I walked away from crime in Melbourne because I wanted a peaceful life. Now I wonder what I have walked into.

‘Let me have men about me who are fat, sleek headed men, such as sleep at night. Yon Cassius has a lean and hungry look, he thinks too much, such men are dangerous.’ This is a verse from Shakespeare’s
Julius Caesar
, and where does it leave me?

The only friend I have who is fat and bald is Frankie Waghorn, and he’s in jail.

I have always found it hard to trust people. The correct selection of a friend is a difficult task. I mean, what is a true test of friendship? Shoot them a few times in the arse and see if they remain solid or tell on you would seem to be fair, but I suspect you would run out of friends before you ran out of bullets.

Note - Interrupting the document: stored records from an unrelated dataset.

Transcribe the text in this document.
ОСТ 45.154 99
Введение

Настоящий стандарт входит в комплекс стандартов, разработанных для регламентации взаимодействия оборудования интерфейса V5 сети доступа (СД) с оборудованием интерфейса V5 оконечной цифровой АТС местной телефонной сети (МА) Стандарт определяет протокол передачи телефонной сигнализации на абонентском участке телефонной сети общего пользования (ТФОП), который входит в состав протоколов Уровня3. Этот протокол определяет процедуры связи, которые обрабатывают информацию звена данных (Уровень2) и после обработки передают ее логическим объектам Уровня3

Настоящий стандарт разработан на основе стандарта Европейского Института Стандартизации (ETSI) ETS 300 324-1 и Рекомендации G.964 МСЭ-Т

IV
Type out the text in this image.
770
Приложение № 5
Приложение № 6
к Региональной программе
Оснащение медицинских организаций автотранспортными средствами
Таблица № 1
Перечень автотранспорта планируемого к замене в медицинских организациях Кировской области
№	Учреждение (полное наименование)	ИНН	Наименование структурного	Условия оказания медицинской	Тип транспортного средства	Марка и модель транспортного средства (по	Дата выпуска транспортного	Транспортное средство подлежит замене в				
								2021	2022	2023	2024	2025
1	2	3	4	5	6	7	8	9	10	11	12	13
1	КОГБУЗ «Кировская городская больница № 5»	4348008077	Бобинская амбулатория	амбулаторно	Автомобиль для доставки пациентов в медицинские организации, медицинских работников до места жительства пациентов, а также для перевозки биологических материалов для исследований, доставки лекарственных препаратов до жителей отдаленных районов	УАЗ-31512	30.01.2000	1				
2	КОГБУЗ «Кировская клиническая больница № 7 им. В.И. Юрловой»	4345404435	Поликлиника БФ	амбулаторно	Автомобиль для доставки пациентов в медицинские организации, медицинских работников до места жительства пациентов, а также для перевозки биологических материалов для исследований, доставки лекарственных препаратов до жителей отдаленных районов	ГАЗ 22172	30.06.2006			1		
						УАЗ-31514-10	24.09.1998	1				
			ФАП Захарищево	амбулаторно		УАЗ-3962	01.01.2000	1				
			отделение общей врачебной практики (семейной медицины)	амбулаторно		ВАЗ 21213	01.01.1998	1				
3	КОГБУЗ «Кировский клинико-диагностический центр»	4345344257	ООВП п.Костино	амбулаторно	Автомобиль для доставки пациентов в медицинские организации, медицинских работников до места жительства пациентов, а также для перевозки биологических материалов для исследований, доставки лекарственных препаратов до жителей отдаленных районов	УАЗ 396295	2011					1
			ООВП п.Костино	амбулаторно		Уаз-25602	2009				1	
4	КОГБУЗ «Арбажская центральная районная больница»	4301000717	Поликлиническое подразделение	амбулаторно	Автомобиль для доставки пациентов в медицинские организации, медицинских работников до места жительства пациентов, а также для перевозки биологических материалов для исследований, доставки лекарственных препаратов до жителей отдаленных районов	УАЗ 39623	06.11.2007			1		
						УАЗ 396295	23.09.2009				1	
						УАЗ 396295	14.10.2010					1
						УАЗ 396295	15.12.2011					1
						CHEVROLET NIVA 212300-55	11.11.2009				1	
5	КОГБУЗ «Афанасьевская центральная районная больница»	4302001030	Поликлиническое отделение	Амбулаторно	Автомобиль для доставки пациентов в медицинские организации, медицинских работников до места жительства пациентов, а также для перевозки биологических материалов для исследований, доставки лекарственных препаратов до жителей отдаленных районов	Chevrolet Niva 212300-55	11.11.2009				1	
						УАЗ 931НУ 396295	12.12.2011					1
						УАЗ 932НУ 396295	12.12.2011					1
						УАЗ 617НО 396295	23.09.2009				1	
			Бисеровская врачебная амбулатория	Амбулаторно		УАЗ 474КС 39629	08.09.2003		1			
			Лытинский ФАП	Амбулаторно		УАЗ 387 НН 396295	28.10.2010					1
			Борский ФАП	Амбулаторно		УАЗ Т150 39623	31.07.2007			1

My old mentor, gunman and hard man, Horatio Morris, once said to me, ‘Young fella, never grow to love anyone too much, because you never know, one day, you may have to kill them.’

Those words once chilled me to the bone, but as I get older. I am haunted by them. It now appears to me that I can only trust someone when I have a loaded gun stuck in their mouth.

It seems to me that every time I drop my guard with people and try to relax it all goes wrong. As soon as I place faith in someone or believe in their word of honor, I get dumped on.

Face to face, people seem to be as good as gold, but once I walk away and leave them to it. I get betrayed, lied to, conned and robbed. While there a few exceptions to the rule, it seems that I will have to travel through life with the cynical attitude that all the people I come in contact with are traitors waiting to happen.

How can you find if females will stay loyal. I know about Margaret — she has stood blood loyal through everything that has happened, but it is very difficult to judge some women.

Sex is not a test. I have known some women who would go to bed with a German Shepherd if he had cash, took her to dinner and barked sweet nothings in her ear.